Big banks like Bank of America BAC +1.63%, Wells Fargo WFC +0.82% and Sun Trust funded the homes that were involved in Operation Wax House and would later make settlements with the U.S. government for their complicity. However, for the people involved as both victims of the fraud and perpetrators of it, the results have been devastating.
I spoke with Obie Chambers, who some would call the male version of TV’s “Scandal” Olivia Pope, who said, “This really hit people hard in the black community. Most of those involved were young and not sophisticated in financial transactions. They got in over their heads.” Chambers, who lives in the Charlotte area and whose company eXigency Group specializes in crisis management, was a consultant to several of the clients and accompanied many of their family members to Federal Court. “Many of those involved were good people, but their trust was misguided.” One of those was notary public Denetria Myles, 44. Insisting that she just notarized documents at the guidance of others, Myles went to trial on October 15, 2013 and was convicted 8 days later along with real estate agent Nathan Wolf. She was sentenced to a 51-month federal prison term that she began serving earlier this month. Her situation is even more difficult as she is a single mother of a school-age child and has a mother who is terminally ill.
The high profile prosecutor on the case, U.S. Attorney Anne Tompkins, left her office earlier this year and went into private practice.
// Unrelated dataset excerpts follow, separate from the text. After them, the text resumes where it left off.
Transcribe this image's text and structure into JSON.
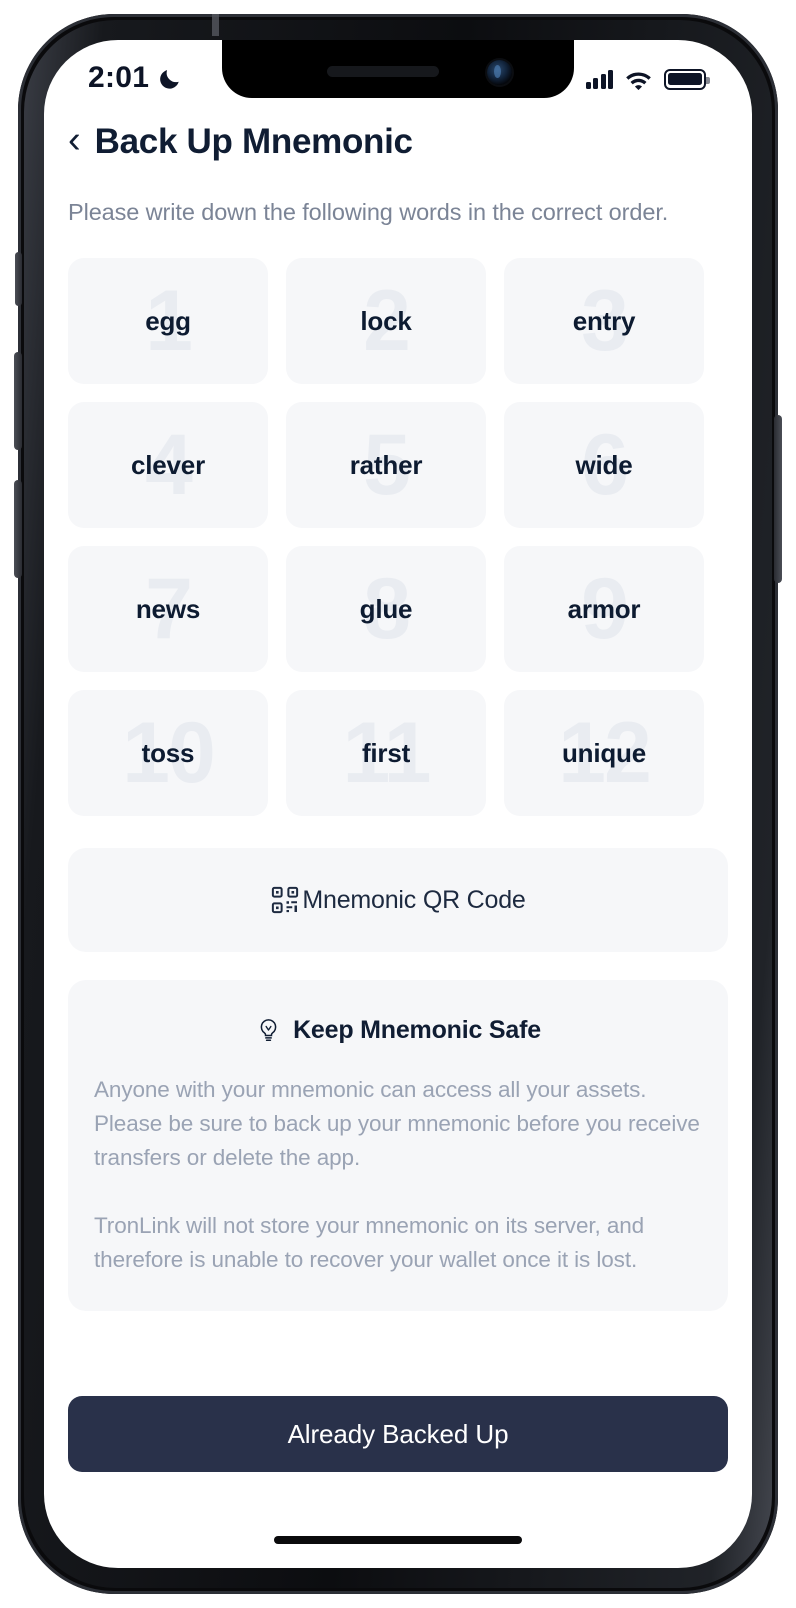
{
  "status_bar": {
    "time": "2:01",
    "moon_icon": "crescent-moon-icon",
    "signal_icon": "cellular-bars-icon",
    "wifi_icon": "wifi-icon",
    "battery_icon": "battery-full-icon"
  },
  "nav": {
    "back_icon": "chevron-left-icon",
    "title": "Back Up Mnemonic"
  },
  "subtitle": "Please write down the following words in the correct order.",
  "mnemonic": {
    "words": [
      {
        "index": "1",
        "word": "egg"
      },
      {
        "index": "2",
        "word": "lock"
      },
      {
        "index": "3",
        "word": "entry"
      },
      {
        "index": "4",
        "word": "clever"
      },
      {
        "index": "5",
        "word": "rather"
      },
      {
        "index": "6",
        "word": "wide"
      },
      {
        "index": "7",
        "word": "news"
      },
      {
        "index": "8",
        "word": "glue"
      },
      {
        "index": "9",
        "word": "armor"
      },
      {
        "index": "10",
        "word": "toss"
      },
      {
        "index": "11",
        "word": "first"
      },
      {
        "index": "12",
        "word": "unique"
      }
    ]
  },
  "qr_row": {
    "icon": "qr-code-icon",
    "label": "Mnemonic QR Code"
  },
  "info_card": {
    "icon": "lightbulb-icon",
    "title": "Keep Mnemonic Safe",
    "paragraph_1": "Anyone with your mnemonic can access all your assets. Please be sure to back up your mnemonic before you receive transfers or delete the app.",
    "paragraph_2": "TronLink will not store your mnemonic on its server, and therefore is unable to recover your wallet once it is lost."
  },
  "cta": {
    "label": "Already Backed Up"
  },
  "colors": {
    "accent_dark": "#29314a",
    "text_primary": "#101d33",
    "text_muted": "#7b8496",
    "text_body": "#9aa3b4",
    "card_bg": "#f6f7f9",
    "number_ghost": "#e9ecf1",
    "screen_bg": "#ffffff"
  }
}
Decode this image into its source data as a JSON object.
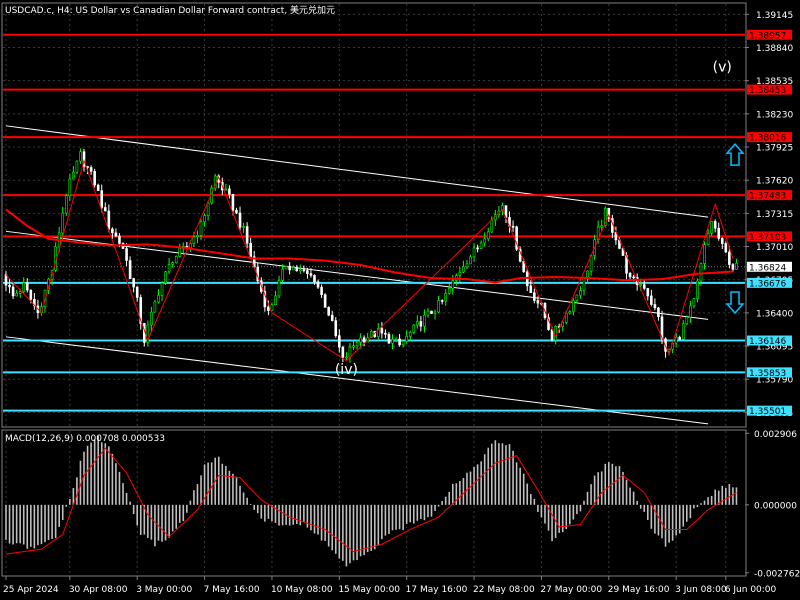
{
  "chart_data": {
    "type": "candlestick",
    "symbol_title": "USDCAD.c, H4:  US Dollar vs Canadian Dollar Forward contract, 美元兑加元",
    "price_ticks": [
      "1.39145",
      "1.38840",
      "1.38535",
      "1.38230",
      "1.37925",
      "1.37620",
      "1.37315",
      "1.37010",
      "1.36705",
      "1.36400",
      "1.36095",
      "1.35790",
      "1.35485"
    ],
    "price_range": [
      1.3536,
      1.3924
    ],
    "price_tick_values": [
      1.39145,
      1.3884,
      1.38535,
      1.3823,
      1.37925,
      1.3762,
      1.37315,
      1.3701,
      1.36705,
      1.364,
      1.36095,
      1.3579,
      1.35485
    ],
    "time_labels": [
      "25 Apr 2024",
      "30 Apr 08:00",
      "3 May 00:00",
      "7 May 16:00",
      "10 May 08:00",
      "15 May 00:00",
      "17 May 16:00",
      "22 May 08:00",
      "27 May 00:00",
      "29 May 16:00",
      "3 Jun 08:00",
      "6 Jun 00:00"
    ],
    "bar_count": 207,
    "time_label_bar_index": [
      0,
      18,
      37,
      56,
      75,
      94,
      113,
      132,
      151,
      170,
      189,
      203
    ],
    "current_price": {
      "value": 1.36824,
      "label": "1.36824"
    },
    "levels_red": [
      {
        "value": 1.38957,
        "label": "1.38957"
      },
      {
        "value": 1.38453,
        "label": "1.38453"
      },
      {
        "value": 1.38016,
        "label": "1.38016"
      },
      {
        "value": 1.37483,
        "label": "1.37483"
      },
      {
        "value": 1.37103,
        "label": "1.37103"
      }
    ],
    "levels_cyan": [
      {
        "value": 1.36676,
        "label": "1.36676"
      },
      {
        "value": 1.36146,
        "label": "1.36146"
      },
      {
        "value": 1.35853,
        "label": "1.35853"
      },
      {
        "value": 1.35501,
        "label": "1.35501"
      }
    ],
    "annotations": [
      {
        "text": "(v)",
        "bar": 202,
        "price": 1.3862
      },
      {
        "text": "(iv)",
        "bar": 96,
        "price": 1.3584
      }
    ],
    "arrows": [
      {
        "direction": "up",
        "bar": 208,
        "price": 1.3785,
        "color": "#00bfff"
      },
      {
        "direction": "down",
        "bar": 208,
        "price": 1.365,
        "color": "#00bfff"
      }
    ],
    "channel_lines": [
      {
        "from": [
          0,
          1.3812
        ],
        "to": [
          198,
          1.3728
        ],
        "color": "#ffffff"
      },
      {
        "from": [
          0,
          1.3715
        ],
        "to": [
          198,
          1.3634
        ],
        "color": "#ffffff"
      },
      {
        "from": [
          0,
          1.3618
        ],
        "to": [
          198,
          1.3538
        ],
        "color": "#ffffff"
      }
    ],
    "moving_average": {
      "color": "#ff0000",
      "points": [
        [
          0,
          1.3735
        ],
        [
          6,
          1.372
        ],
        [
          12,
          1.3708
        ],
        [
          20,
          1.3705
        ],
        [
          30,
          1.3702
        ],
        [
          40,
          1.3703
        ],
        [
          50,
          1.37
        ],
        [
          60,
          1.3695
        ],
        [
          70,
          1.369
        ],
        [
          80,
          1.369
        ],
        [
          90,
          1.3688
        ],
        [
          100,
          1.3684
        ],
        [
          110,
          1.3677
        ],
        [
          120,
          1.3672
        ],
        [
          130,
          1.3671
        ],
        [
          138,
          1.3668
        ],
        [
          145,
          1.3672
        ],
        [
          155,
          1.3673
        ],
        [
          165,
          1.3672
        ],
        [
          175,
          1.367
        ],
        [
          185,
          1.3671
        ],
        [
          195,
          1.3676
        ],
        [
          205,
          1.3678
        ]
      ]
    },
    "zigzag": {
      "color": "#ff0000",
      "points": [
        [
          0,
          1.3675
        ],
        [
          10,
          1.364
        ],
        [
          22,
          1.378
        ],
        [
          40,
          1.3615
        ],
        [
          60,
          1.3765
        ],
        [
          75,
          1.364
        ],
        [
          96,
          1.3596
        ],
        [
          140,
          1.3735
        ],
        [
          155,
          1.3618
        ],
        [
          170,
          1.373
        ],
        [
          187,
          1.3602
        ],
        [
          200,
          1.374
        ],
        [
          205,
          1.369
        ]
      ]
    },
    "price_path": [
      [
        0,
        1.3675
      ],
      [
        3,
        1.3655
      ],
      [
        6,
        1.3665
      ],
      [
        10,
        1.364
      ],
      [
        14,
        1.368
      ],
      [
        18,
        1.375
      ],
      [
        22,
        1.3785
      ],
      [
        26,
        1.376
      ],
      [
        30,
        1.372
      ],
      [
        34,
        1.37
      ],
      [
        38,
        1.365
      ],
      [
        40,
        1.3615
      ],
      [
        44,
        1.366
      ],
      [
        48,
        1.369
      ],
      [
        52,
        1.37
      ],
      [
        56,
        1.372
      ],
      [
        60,
        1.3765
      ],
      [
        64,
        1.3745
      ],
      [
        68,
        1.3715
      ],
      [
        72,
        1.367
      ],
      [
        75,
        1.364
      ],
      [
        80,
        1.3685
      ],
      [
        84,
        1.3678
      ],
      [
        88,
        1.3672
      ],
      [
        92,
        1.364
      ],
      [
        96,
        1.3596
      ],
      [
        100,
        1.3615
      ],
      [
        106,
        1.3622
      ],
      [
        112,
        1.361
      ],
      [
        118,
        1.3632
      ],
      [
        124,
        1.365
      ],
      [
        130,
        1.3685
      ],
      [
        134,
        1.37
      ],
      [
        138,
        1.3725
      ],
      [
        141,
        1.374
      ],
      [
        144,
        1.3715
      ],
      [
        148,
        1.3665
      ],
      [
        152,
        1.3645
      ],
      [
        155,
        1.3618
      ],
      [
        160,
        1.3645
      ],
      [
        164,
        1.367
      ],
      [
        168,
        1.3715
      ],
      [
        170,
        1.3732
      ],
      [
        173,
        1.371
      ],
      [
        177,
        1.367
      ],
      [
        181,
        1.3665
      ],
      [
        185,
        1.3635
      ],
      [
        187,
        1.3602
      ],
      [
        191,
        1.362
      ],
      [
        195,
        1.365
      ],
      [
        198,
        1.37
      ],
      [
        200,
        1.3725
      ],
      [
        203,
        1.37
      ],
      [
        206,
        1.3682
      ]
    ],
    "macd": {
      "label": "MACD(12,26,9) 0.000708 0.000533",
      "ticks": [
        "0.002906",
        "0.000000",
        "-0.002762"
      ],
      "tick_values": [
        0.002906,
        0.0,
        -0.002762
      ],
      "range": [
        -0.00285,
        0.003
      ],
      "signal_color": "#ff0000",
      "hist_points": [
        [
          0,
          -0.0015
        ],
        [
          8,
          -0.0018
        ],
        [
          14,
          -0.0013
        ],
        [
          18,
          0.0002
        ],
        [
          22,
          0.0022
        ],
        [
          26,
          0.0028
        ],
        [
          30,
          0.0021
        ],
        [
          34,
          0.0005
        ],
        [
          38,
          -0.0012
        ],
        [
          42,
          -0.0016
        ],
        [
          46,
          -0.0013
        ],
        [
          50,
          -0.0006
        ],
        [
          56,
          0.0016
        ],
        [
          60,
          0.0019
        ],
        [
          64,
          0.0013
        ],
        [
          68,
          0.0003
        ],
        [
          72,
          -0.0006
        ],
        [
          78,
          -0.0008
        ],
        [
          84,
          -0.0008
        ],
        [
          90,
          -0.0015
        ],
        [
          96,
          -0.0025
        ],
        [
          102,
          -0.002
        ],
        [
          108,
          -0.0012
        ],
        [
          114,
          -0.0008
        ],
        [
          120,
          -0.0004
        ],
        [
          126,
          0.0008
        ],
        [
          132,
          0.0015
        ],
        [
          138,
          0.0026
        ],
        [
          142,
          0.0024
        ],
        [
          146,
          0.0012
        ],
        [
          150,
          -0.0002
        ],
        [
          154,
          -0.0014
        ],
        [
          158,
          -0.001
        ],
        [
          162,
          -0.0002
        ],
        [
          166,
          0.0012
        ],
        [
          170,
          0.0017
        ],
        [
          174,
          0.0014
        ],
        [
          178,
          0.0002
        ],
        [
          182,
          -0.0009
        ],
        [
          186,
          -0.0016
        ],
        [
          190,
          -0.0012
        ],
        [
          194,
          -0.0002
        ],
        [
          198,
          0.0003
        ],
        [
          202,
          0.0008
        ],
        [
          206,
          0.0007
        ]
      ],
      "signal_points": [
        [
          0,
          -0.002
        ],
        [
          10,
          -0.0018
        ],
        [
          16,
          -0.0012
        ],
        [
          22,
          0.0012
        ],
        [
          28,
          0.0023
        ],
        [
          34,
          0.0013
        ],
        [
          40,
          -0.0004
        ],
        [
          46,
          -0.0013
        ],
        [
          54,
          -0.0002
        ],
        [
          60,
          0.0012
        ],
        [
          66,
          0.0011
        ],
        [
          72,
          0.0002
        ],
        [
          80,
          -0.0005
        ],
        [
          90,
          -0.001
        ],
        [
          98,
          -0.0019
        ],
        [
          106,
          -0.0016
        ],
        [
          114,
          -0.001
        ],
        [
          122,
          -0.0005
        ],
        [
          130,
          0.0006
        ],
        [
          138,
          0.0017
        ],
        [
          144,
          0.002
        ],
        [
          150,
          0.0006
        ],
        [
          156,
          -0.0009
        ],
        [
          162,
          -0.0008
        ],
        [
          168,
          0.0005
        ],
        [
          174,
          0.0012
        ],
        [
          180,
          0.0005
        ],
        [
          186,
          -0.001
        ],
        [
          192,
          -0.001
        ],
        [
          198,
          -0.0002
        ],
        [
          206,
          0.0005
        ]
      ]
    }
  }
}
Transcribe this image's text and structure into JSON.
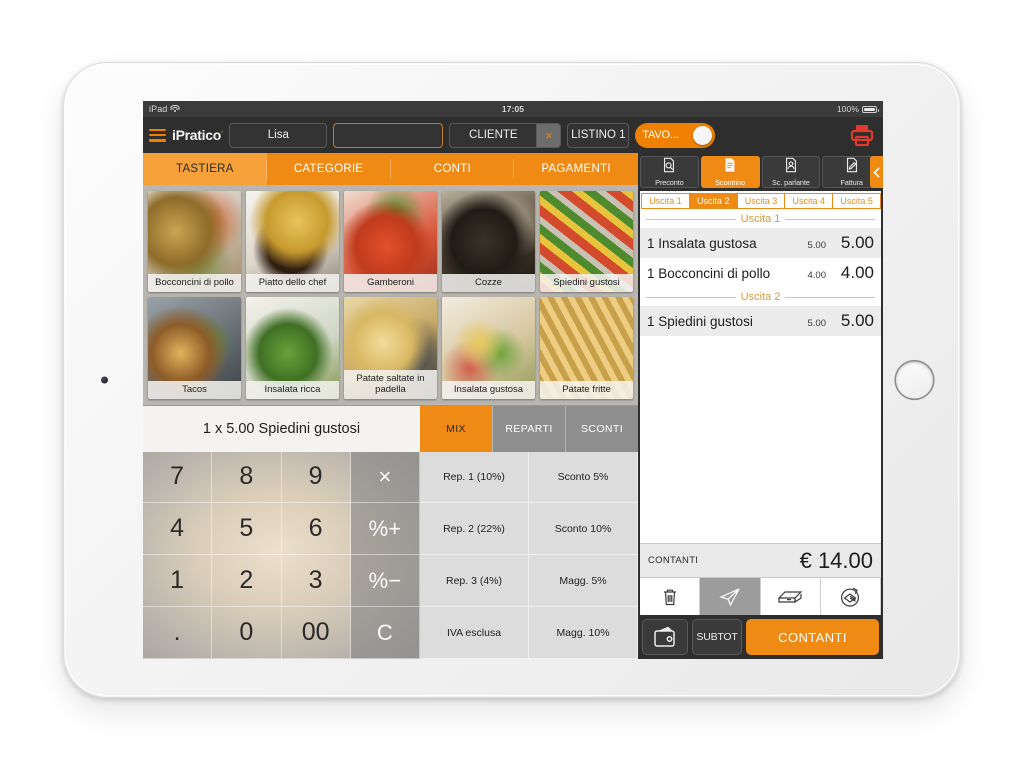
{
  "status_bar": {
    "device": "iPad",
    "wifi_icon": "wifi-icon",
    "time": "17:05",
    "battery_percent": "100%",
    "battery_icon": "battery-icon"
  },
  "app_bar": {
    "menu_icon": "hamburger-menu-icon",
    "brand": "iPratico",
    "brand_mark": "·",
    "operator_field": "Lisa",
    "empty_field": "",
    "cliente_label": "CLIENTE",
    "cliente_clear": "×",
    "listino_label": "LISTINO 1",
    "tavolo_toggle_label": "TAVO",
    "tavolo_toggle_ellipsis": "...",
    "printer_icon": "printer-icon",
    "printer_color": "#e03a2f"
  },
  "main_tabs": [
    {
      "label": "TASTIERA",
      "active": true
    },
    {
      "label": "CATEGORIE",
      "active": false
    },
    {
      "label": "CONTI",
      "active": false
    },
    {
      "label": "PAGAMENTI",
      "active": false
    }
  ],
  "products": [
    {
      "name": "Bocconcini di pollo",
      "photo": "ph-bocconcini"
    },
    {
      "name": "Piatto dello chef",
      "photo": "ph-chef"
    },
    {
      "name": "Gamberoni",
      "photo": "ph-gamberoni"
    },
    {
      "name": "Cozze",
      "photo": "ph-cozze"
    },
    {
      "name": "Spiedini gustosi",
      "photo": "ph-spiedini"
    },
    {
      "name": "Tacos",
      "photo": "ph-tacos"
    },
    {
      "name": "Insalata ricca",
      "photo": "ph-insalata-ricca"
    },
    {
      "name": "Patate saltate in padella",
      "photo": "ph-patate-saltate"
    },
    {
      "name": "Insalata gustosa",
      "photo": "ph-insalata-gustosa"
    },
    {
      "name": "Patate fritte",
      "photo": "ph-patate-fritte"
    }
  ],
  "item_display": "1 x 5.00 Spiedini gustosi",
  "mix_tabs": [
    {
      "label": "MIX",
      "active": true
    },
    {
      "label": "REPARTI",
      "active": false
    },
    {
      "label": "SCONTI",
      "active": false
    }
  ],
  "numpad": [
    {
      "label": "7",
      "type": "digit"
    },
    {
      "label": "8",
      "type": "digit"
    },
    {
      "label": "9",
      "type": "digit"
    },
    {
      "label": "×",
      "type": "op"
    },
    {
      "label": "4",
      "type": "digit"
    },
    {
      "label": "5",
      "type": "digit"
    },
    {
      "label": "6",
      "type": "digit"
    },
    {
      "label": "%+",
      "type": "op"
    },
    {
      "label": "1",
      "type": "digit"
    },
    {
      "label": "2",
      "type": "digit"
    },
    {
      "label": "3",
      "type": "digit"
    },
    {
      "label": "%−",
      "type": "op"
    },
    {
      "label": ".",
      "type": "digit"
    },
    {
      "label": "0",
      "type": "digit"
    },
    {
      "label": "00",
      "type": "digit"
    },
    {
      "label": "C",
      "type": "op"
    }
  ],
  "funcpad": [
    "Rep. 1 (10%)",
    "Sconto 5%",
    "Rep. 2 (22%)",
    "Sconto 10%",
    "Rep. 3 (4%)",
    "Magg. 5%",
    "IVA esclusa",
    "Magg. 10%"
  ],
  "doc_toolbar": [
    {
      "label": "Preconto",
      "icon": "document-search-icon",
      "active": false
    },
    {
      "label": "Scontrino",
      "icon": "receipt-icon",
      "active": true
    },
    {
      "label": "Sc. parlante",
      "icon": "person-document-icon",
      "active": false
    },
    {
      "label": "Fattura",
      "icon": "document-edit-icon",
      "active": false
    }
  ],
  "panel_handle_icon": "chevron-left-icon",
  "uscita_tabs": [
    {
      "label": "Uscita 1",
      "active": false
    },
    {
      "label": "Uscita 2",
      "active": true
    },
    {
      "label": "Uscita 3",
      "active": false
    },
    {
      "label": "Uscita 4",
      "active": false
    },
    {
      "label": "Uscita 5",
      "active": false
    }
  ],
  "receipt": {
    "courses": [
      {
        "title": "Uscita 1",
        "lines": [
          {
            "qty_name": "1 Insalata gustosa",
            "unit": "5.00",
            "total": "5.00",
            "alt": true
          },
          {
            "qty_name": "1 Bocconcini di pollo",
            "unit": "4.00",
            "total": "4.00",
            "alt": false
          }
        ]
      },
      {
        "title": "Uscita 2",
        "lines": [
          {
            "qty_name": "1 Spiedini gustosi",
            "unit": "5.00",
            "total": "5.00",
            "alt": true
          }
        ]
      }
    ],
    "total_label": "CONTANTI",
    "total_value": "€ 14.00"
  },
  "action_icons": [
    {
      "name": "trash-icon",
      "disabled": false
    },
    {
      "name": "send-icon",
      "disabled": true
    },
    {
      "name": "cash-drawer-icon",
      "disabled": false
    },
    {
      "name": "refund-icon",
      "disabled": false
    }
  ],
  "bottom_bar": {
    "wallet_icon": "wallet-icon",
    "subtot_label": "SUBTOT",
    "contanti_label": "CONTANTI"
  },
  "colors": {
    "accent_orange": "#ef8a14",
    "bar_dark": "#2e2e2e",
    "printer_red": "#e03a2f"
  }
}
Before leaving, she not only oversaw most of the Operation Wax House prosecutions but was also a major player in the huge mortgage fraud settlement the U.S. had with Bank of America ($16.65 billion). Some have been critical of Tompkins’ joining a law firm, (Cadwalader, Wickersham & Taft), that had represented Bank of America in mortgage backed security dealings in the past. However, she is joining the white-collar defense section of that practice and not the financial securities and corporate law area which worked with Bank of America. I’m thinking that some of the Wax House defendants wished she was on their team!
Home prices in the Charlotte area have rebounded to 2008 levels and are projected to go even higher. However, many of those who believed in Tyson and his investment have had their lives changed forever. Victims testified at Tyson’s sentence hearing that they had taken out other loans to give money to invest and many lost their life savings. Tyson, while apologizing, insisted that he still believed his plan would have worked. He will have many years to think about how that might have happened.
“Were most of these folks guilty?” Chambers asked and then answered, “Perhaps, as the letter of the law goes, but they had a lot of help from the banks along the way. Somebody had to show them [defendants] the way.” Some of those sentenced to prison are now coming back home while others are just entering. For victims and defendants, the scars of Operation Wax House will live on for years … for some it will be a lifetime.